THEME 1 SECTION 2: ( THE MARKET ) Flashcards
What factors can lead to changes in demand?
- Substitutes
- Income
- price
- Demographic
- Season
What are 3 factors that can lead to change in supply?
- Technology changes
- Productivity
- Price
- Tax
- External shock
What happens when supply exceeds demand?
Prices will fall in order for surplus supply to be sold easier
What happens when demand exceeds supply?
Prices will rise rise as there is less to sell on and more money needs to be made to make more supply.
What is the difference between a change in price and a change in supply and demand on a graph?
- Price changes cause a movement along the curve, supply and demand changes cause the curve to shift.
- A rise in supply or demand means a shift right
- A fall in supply or demand means a shift left
Define PED
PED= price elasticity of demand, it shows how responsive demand is in relation to price changes. Showing whether an item is elastic or inelastic.
-Helps to price items
Define YED
YED= income elasticity of demand, shows how responsive demand is to income changes on certain products .

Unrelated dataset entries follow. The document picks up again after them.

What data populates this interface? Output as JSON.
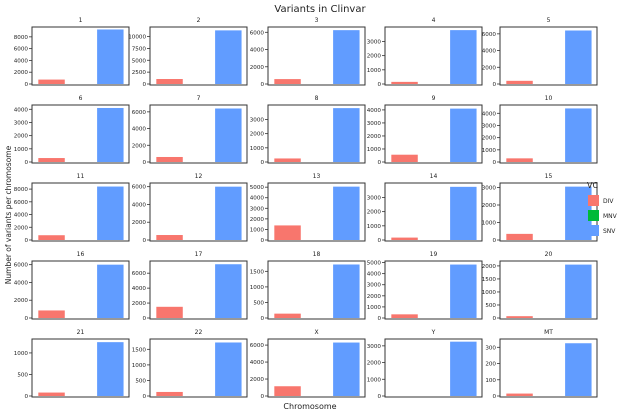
{
  "chart_data": {
    "type": "bar",
    "title": "Variants in Clinvar",
    "xlabel": "Chromosome",
    "ylabel": "Number of variants per chromosome",
    "legend": {
      "title": "VC",
      "position": "right",
      "entries": [
        {
          "name": "DIV",
          "color": "#F8766D"
        },
        {
          "name": "MNV",
          "color": "#00BA38"
        },
        {
          "name": "SNV",
          "color": "#619CFF"
        }
      ]
    },
    "categories": [
      "DIV",
      "MNV",
      "SNV"
    ],
    "grid": false,
    "facets": [
      {
        "label": "1",
        "ticks": [
          0,
          2000,
          4000,
          6000,
          8000
        ],
        "ymax": 9500,
        "values": [
          750,
          0,
          9250
        ]
      },
      {
        "label": "2",
        "ticks": [
          0,
          2500,
          5000,
          7500,
          10000
        ],
        "ymax": 11800,
        "values": [
          1050,
          0,
          11300
        ]
      },
      {
        "label": "3",
        "ticks": [
          0,
          2000,
          4000,
          6000
        ],
        "ymax": 6500,
        "values": [
          570,
          0,
          6250
        ]
      },
      {
        "label": "4",
        "ticks": [
          0,
          1000,
          2000,
          3000
        ],
        "ymax": 3950,
        "values": [
          150,
          0,
          3800
        ]
      },
      {
        "label": "5",
        "ticks": [
          0,
          2000,
          4000,
          6000
        ],
        "ymax": 6700,
        "values": [
          380,
          0,
          6400
        ]
      },
      {
        "label": "6",
        "ticks": [
          0,
          1000,
          2000,
          3000,
          4000
        ],
        "ymax": 4250,
        "values": [
          300,
          0,
          4100
        ]
      },
      {
        "label": "7",
        "ticks": [
          0,
          2000,
          4000,
          6000
        ],
        "ymax": 6700,
        "values": [
          600,
          0,
          6400
        ]
      },
      {
        "label": "8",
        "ticks": [
          0,
          1000,
          2000,
          3000
        ],
        "ymax": 3950,
        "values": [
          250,
          0,
          3800
        ]
      },
      {
        "label": "9",
        "ticks": [
          0,
          1000,
          2000,
          3000,
          4000
        ],
        "ymax": 4300,
        "values": [
          560,
          0,
          4100
        ]
      },
      {
        "label": "10",
        "ticks": [
          0,
          1000,
          2000,
          3000,
          4000
        ],
        "ymax": 4600,
        "values": [
          300,
          0,
          4400
        ]
      },
      {
        "label": "11",
        "ticks": [
          0,
          2000,
          4000,
          6000,
          8000
        ],
        "ymax": 8800,
        "values": [
          750,
          0,
          8400
        ]
      },
      {
        "label": "12",
        "ticks": [
          0,
          2000,
          4000,
          6000
        ],
        "ymax": 6300,
        "values": [
          560,
          0,
          6000
        ]
      },
      {
        "label": "13",
        "ticks": [
          0,
          1000,
          2000,
          3000,
          4000,
          5000
        ],
        "ymax": 5300,
        "values": [
          1380,
          0,
          5050
        ]
      },
      {
        "label": "14",
        "ticks": [
          0,
          1000,
          2000,
          3000
        ],
        "ymax": 3950,
        "values": [
          170,
          0,
          3750
        ]
      },
      {
        "label": "15",
        "ticks": [
          0,
          1000,
          2000,
          3000
        ],
        "ymax": 3200,
        "values": [
          350,
          0,
          3050
        ]
      },
      {
        "label": "16",
        "ticks": [
          0,
          2000,
          4000,
          6000
        ],
        "ymax": 6300,
        "values": [
          850,
          0,
          6000
        ]
      },
      {
        "label": "17",
        "ticks": [
          0,
          2000,
          4000,
          6000
        ],
        "ymax": 7500,
        "values": [
          1500,
          0,
          7200
        ]
      },
      {
        "label": "18",
        "ticks": [
          0,
          500,
          1000,
          1500
        ],
        "ymax": 1800,
        "values": [
          140,
          0,
          1720
        ]
      },
      {
        "label": "19",
        "ticks": [
          0,
          1000,
          2000,
          3000,
          4000,
          5000
        ],
        "ymax": 5050,
        "values": [
          330,
          0,
          4820
        ]
      },
      {
        "label": "20",
        "ticks": [
          0,
          500,
          1000,
          1500,
          2000
        ],
        "ymax": 2150,
        "values": [
          70,
          0,
          2050
        ]
      },
      {
        "label": "21",
        "ticks": [
          0,
          500,
          1000
        ],
        "ymax": 1300,
        "values": [
          80,
          0,
          1250
        ]
      },
      {
        "label": "22",
        "ticks": [
          0,
          500,
          1000,
          1500
        ],
        "ymax": 1800,
        "values": [
          130,
          0,
          1720
        ]
      },
      {
        "label": "X",
        "ticks": [
          0,
          2000,
          4000,
          6000
        ],
        "ymax": 6600,
        "values": [
          1150,
          0,
          6300
        ]
      },
      {
        "label": "Y",
        "ticks": [
          0,
          1000,
          2000,
          3000
        ],
        "ymax": 3350,
        "values": [
          0,
          0,
          3250
        ]
      },
      {
        "label": "MT",
        "ticks": [
          0,
          100,
          200,
          300
        ],
        "ymax": 345,
        "values": [
          15,
          0,
          325
        ]
      }
    ]
  }
}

Showing whether they’re normal goods, luxuries or inferior
-help when economic change occurs
What figures can show whether a product is elastic or inelastic in regards to PED?
- IF the figure is more than one, or if in the equation the quantity demanded is greater than the price change then it is an ELASTIC good
- IF the figure is less than one, or if in the formula the quantity demanded is less than the price change it is INELASTIC
What figures can show whether a product is a necessity/normal , luxury or an inferior good?
- IF it is more than 1 (positive YED) = A luxury good
- IF it is less than 1 but more than 0 (Positive YED)= A normal/necessity
- IF its a negative figure that’s less than 0 ( negative YED) = inferior
Equation for PED
%change in demand / %change in price
Equation for YED
% change in demand / % change in income
what is the relationship between PED and total revenue?
Price and total revenue have a negative relationship, when demand is elastic = increases in price will lead to decreases in total revenue.